Saturday, April 09, 2011

HOA foreclosures come with price tag in troubled real estate market

As for the Leiders' former Brier Creek home, while the HOA foreclosed on them back in 2009, two years later the HOA still has the deed on it.
The HOA has now paid thousands on the home insuring it and maintaining it all while the home sits empty, because Bank of America still holds the mortgage on the home. The bank is still owed all the money from the mortgage and has a lien on the property preventing it from being sold until it's paid off.
-----------------------------------------------------------
HOAs like the county tax collector foreclose when property levies go unpaid.  But with properties heavily burdened with mortgage debt and difficult to liquidate in the current real estate market, HOA foreclosures don't necessarily result bringing accounts current and instead increase the liability side of the ledger.

4 comments:

gnut said...

"What's really driving this is the dynamics of these collection lawyers who are just out to generate fees and to sell these houses off as fast as they can."

-Evan McKenzie (some of you may have heard of him)
"Do Homeowners Associations Go Too Far?"
ABC 20/20
April 20, 2002 (nine years ago)

At least the lawyers are getting paid, even if the HOA corporation is being harmed by their actions. Because as regular readers of this blog know, HOAs are actually run by, and for the benefit of, HOA lawcusts *.

But HOA lawcusts are are the kind of corporatist lawyers that Walter Olson, Ted Frank, John Stossel, and other conservative/libertarian/AynRandian critics of parasitic attorneys can't be bothered to report about. It's not as though there's a shortage of material to draw from, so some other motive must be at work. Perhaps Shu Bartholomew can get them on her radio program to explain what that is.

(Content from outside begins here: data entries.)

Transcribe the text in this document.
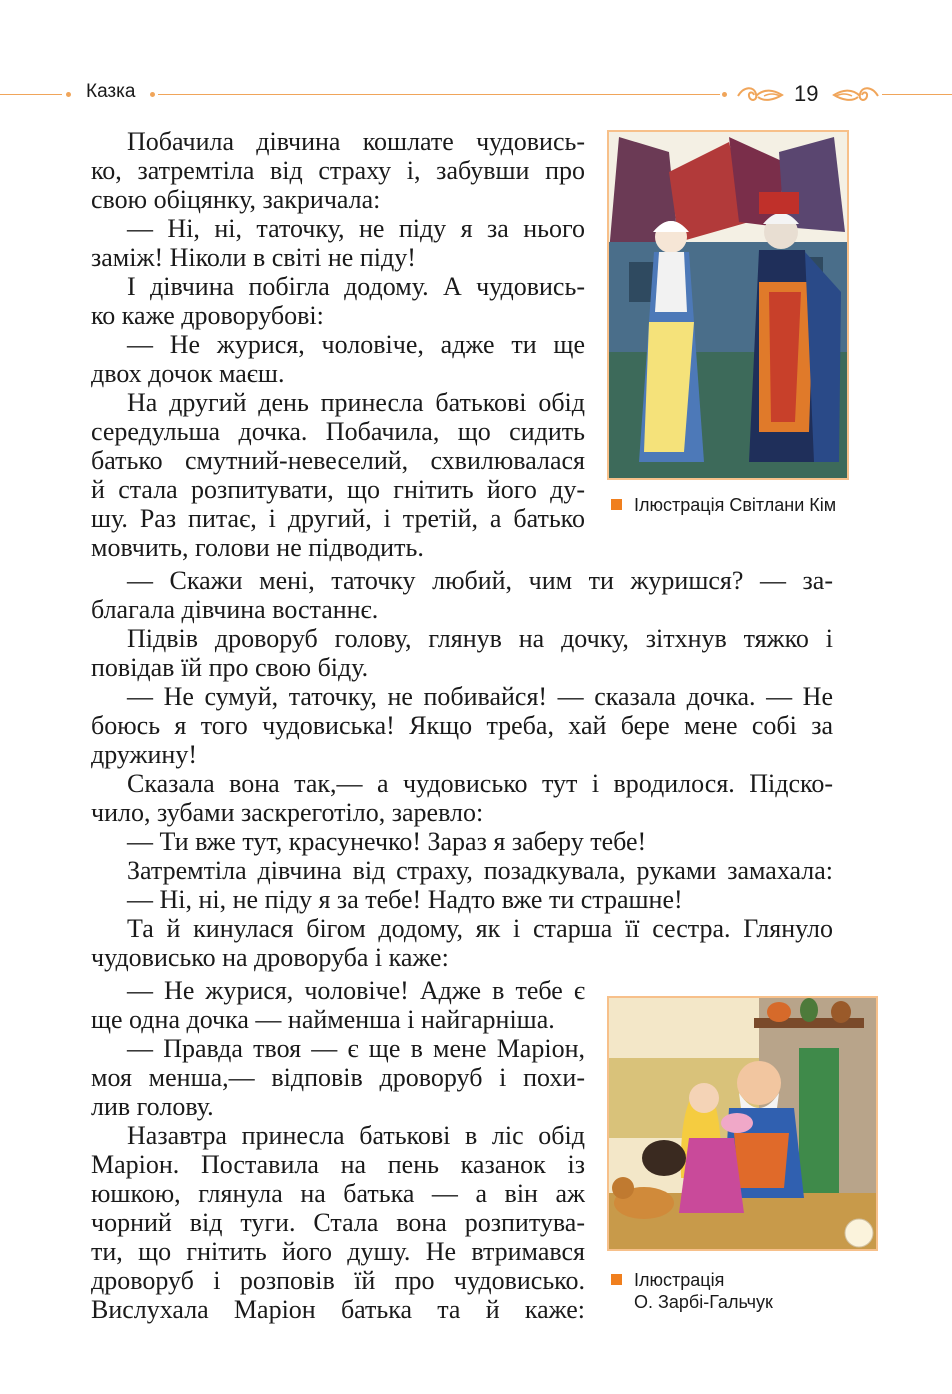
Казка	19
Побачила дівчина кошлате чудовись-
ко, затремтіла від страху і, забувши про
свою обіцянку, закричала:
— Ні, ні, таточку, не піду я за нього
заміж! Ніколи в світі не піду!
І дівчина побігла додому. А чудовись-
ко каже дроворубові:
— Не журися, чоловіче, адже ти ще
двох дочок маєш.
На другий день принесла батькові обід
середульша дочка. Побачила, що сидить
батько смутний-невеселий, схвилювалася
й стала розпитувати, що гнітить його ду-
шу. Раз питає, і другий, і третій, а батько
мовчить, голови не підводить.
— Скажи мені, таточку любий, чим ти журишся? — за-
благала дівчина востаннє.
Підвів дроворуб голову, глянув на дочку, зітхнув тяжко і
повідав їй про свою біду.
— Не сумуй, таточку, не побивайся! — сказала дочка. — Не
боюсь я того чудовиська! Якщо треба, хай бере мене собі за
дружину!
Сказала вона так,— а чудовисько тут і вродилося. Підско-
чило, зубами заскреготіло, заревло:
— Ти вже тут, красунечко! Зараз я заберу тебе!
Затремтіла дівчина від страху, позадкувала, руками замахала:
— Ні, ні, не піду я за тебе! Надто вже ти страшне!
Та й кинулася бігом додому, як і старша її сестра. Глянуло
чудовисько на дроворуба і каже:
— Не журися, чоловіче! Адже в тебе є
ще одна дочка — найменша і найгарніша.
— Правда твоя — є ще в мене Маріон,
моя менша,— відповів дроворуб і похи-
лив голову.
Назавтра принесла батькові в ліс обід
Маріон. Поставила на пень казанок із
юшкою, глянула на батька — а він аж
чорний від туги. Стала вона розпитува-
ти, що гнітить його душу. Не втримався
дроворуб і розповів їй про чудовисько.
Вислухала Маріон батька та й каже:
Ілюстрація Світлани Кім
Ілюстрація
О. Зарбі-Гальчук
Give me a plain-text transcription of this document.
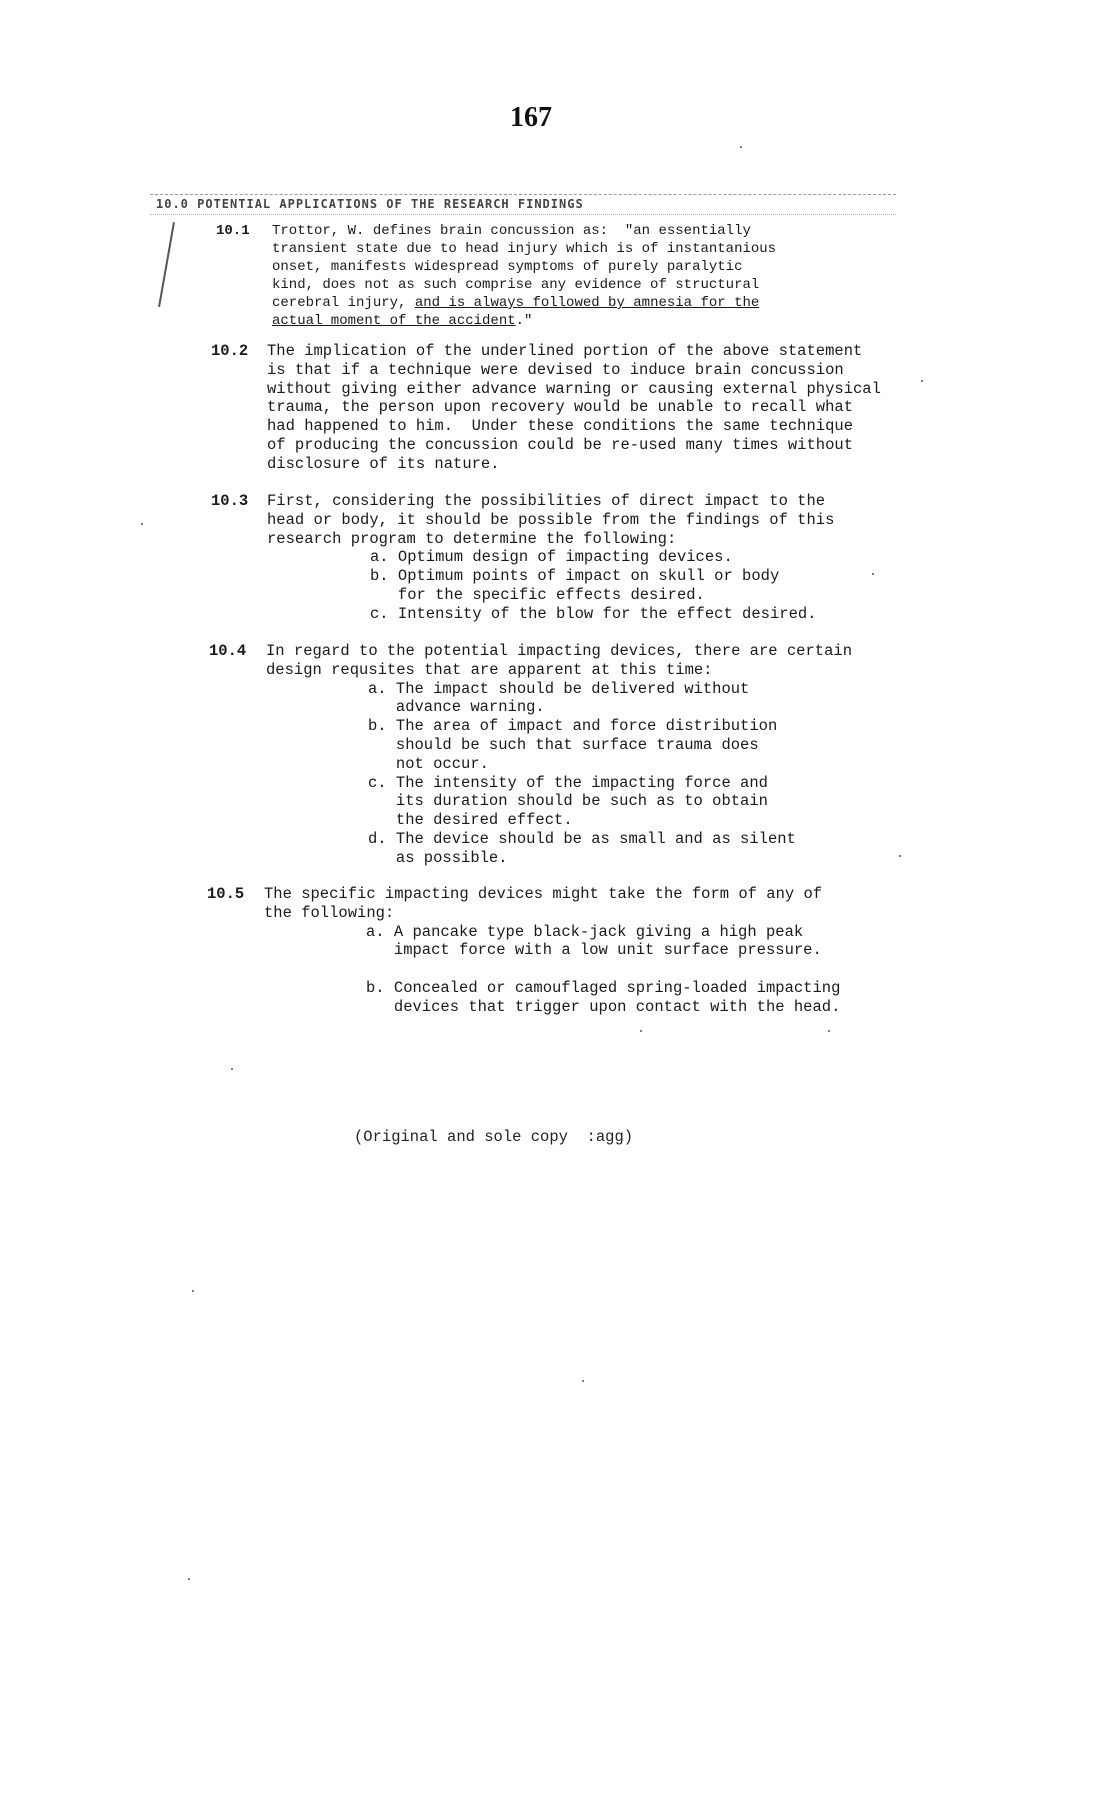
167
10.0 POTENTIAL APPLICATIONS OF THE RESEARCH FINDINGS
10.1 Trottor, W. defines brain concussion as:  "an essentially
transient state due to head injury which is of instantanious
onset, manifests widespread symptoms of purely paralytic
kind, does not as such comprise any evidence of structural
cerebral injury, and is always followed by amnesia for the
actual moment of the accident."
10.2 The implication of the underlined portion of the above statement
is that if a technique were devised to induce brain concussion
without giving either advance warning or causing external physical
trauma, the person upon recovery would be unable to recall what
had happened to him.  Under these conditions the same technique
of producing the concussion could be re-used many times without
disclosure of its nature.
10.3 First, considering the possibilities of direct impact to the
head or body, it should be possible from the findings of this
research program to determine the following:
a. Optimum design of impacting devices.
b. Optimum points of impact on skull or body
for the specific effects desired.
c. Intensity of the blow for the effect desired.
10.4 In regard to the potential impacting devices, there are certain
design requsites that are apparent at this time:
a. The impact should be delivered without
advance warning.
b. The area of impact and force distribution
should be such that surface trauma does
not occur.
c. The intensity of the impacting force and
its duration should be such as to obtain
the desired effect.
d. The device should be as small and as silent
as possible.
10.5 The specific impacting devices might take the form of any of
the following:
a. A pancake type black-jack giving a high peak
impact force with a low unit surface pressure.
b. Concealed or camouflaged spring-loaded impacting
devices that trigger upon contact with the head.
(Original and sole copy  :agg)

* lawcust: a new word I just made up right now. If it enters popular usage, you saw it here first.

Anonymous said...

The primary beneficiaries of HOA foreclosures are the HOA management company and HOA attorney, period. The threat of foreclosure is used in an effort to extort more money from the homeowner.

This HOA has demonstrated the absurdity of the foreclosure. Instead of avoiding losses, the HOA has run head first into more obligations as a result of the action no doubt advised by its management company and HOA attorney. Why don't the news articles publish the names of the management company and the HOA attorney?

gnut said...

By adopting policies in which the HOA lawyers are paid first for disputed fees -- the "priority of payments" scam -- HOA boards are artificially inflating the delinquency rate on the corporation's balance sheet.

Delinquency rates allegedly lead to lower property values, make it more difficult to get loans, and other things that the HOA lobby claims justifies the need for more HOA power over homeowners. By artificially inflating delinquency rates, are HOA boards that adopt "priority of payment" scam policies failing to fulfill their fiduciary to the HOA corporation and its members, and instead acting in the interests of the HOA lawyers?

I don't mean from an ethical, moral, and objective point of view -- where the answer is obviously "yes" -- but from a legal perspective?

The above question inspired by this passage from "Remembering The Real Ayn Rand":

When Rand created the character of Wesley Mouch, it’s as though she was anticipating Barney Frank (D., Mass). Mouch is the economic czar in “Atlas Shrugged” whose every move weakens the economy, which in turn gives him the excuse to demand broader powers. Mr. Frank steered Fannie Mae and Freddie Mac to disaster with mandates for more lending to low-income borrowers. After Fannie and Freddie collapsed under the weight of their subprime mortgage books, Mr. Frank proclaimed last year: “The way to cure that is to give us more authority.” Mouch couldn’t have said it better himself.

Weakening their associations -- and more importantly, individual homeonwers -- and demanding more power to fix the problems they created sounds exactly like the behavior of most HOA corporations.

What happens when "homeowners shrug"? My money is on the AynRandians doing the same as they always do in disputes between individual American homeowners and HOA unions: throw the individual under the collective bus.

gnut said...

> HOAs like the county tax collector foreclose when property levies go unpaid.

Except that HOAs are much quicker to foreclose, because it is in the interests of the HOA attorneys to do so.

Jammie Wearing Fool has a blog post about "Eric Holder, Tax Deadbeat".

It appears that the U.S. Attorney General recently inherited his childhood home in Queens after his mother died last year.

Before her death, his "ailing mom, Miriam, was already behind on two quarterly tax bills when she succumbed to illness on Aug. 13, the charges went unpaid for more than a year -- growing to $4,146."

What is remarkable about this story is not that U.S. Attorney General Holder failed to pay a property tax bill on a house he inherited -- I have no idea if such a failure was intentional or an forgivable oversight -- but that the late interest charge was only $73.14.

Imagine if this had been a story about unpaid HOA dues (aka "assessments") instead of a property tax bill.

The late fees and attorney fees would have ballooned into thousands, if not tens of thousands, of dollars, and Miriam Holder's house would have been foreclosed upon as she lay on her death bed.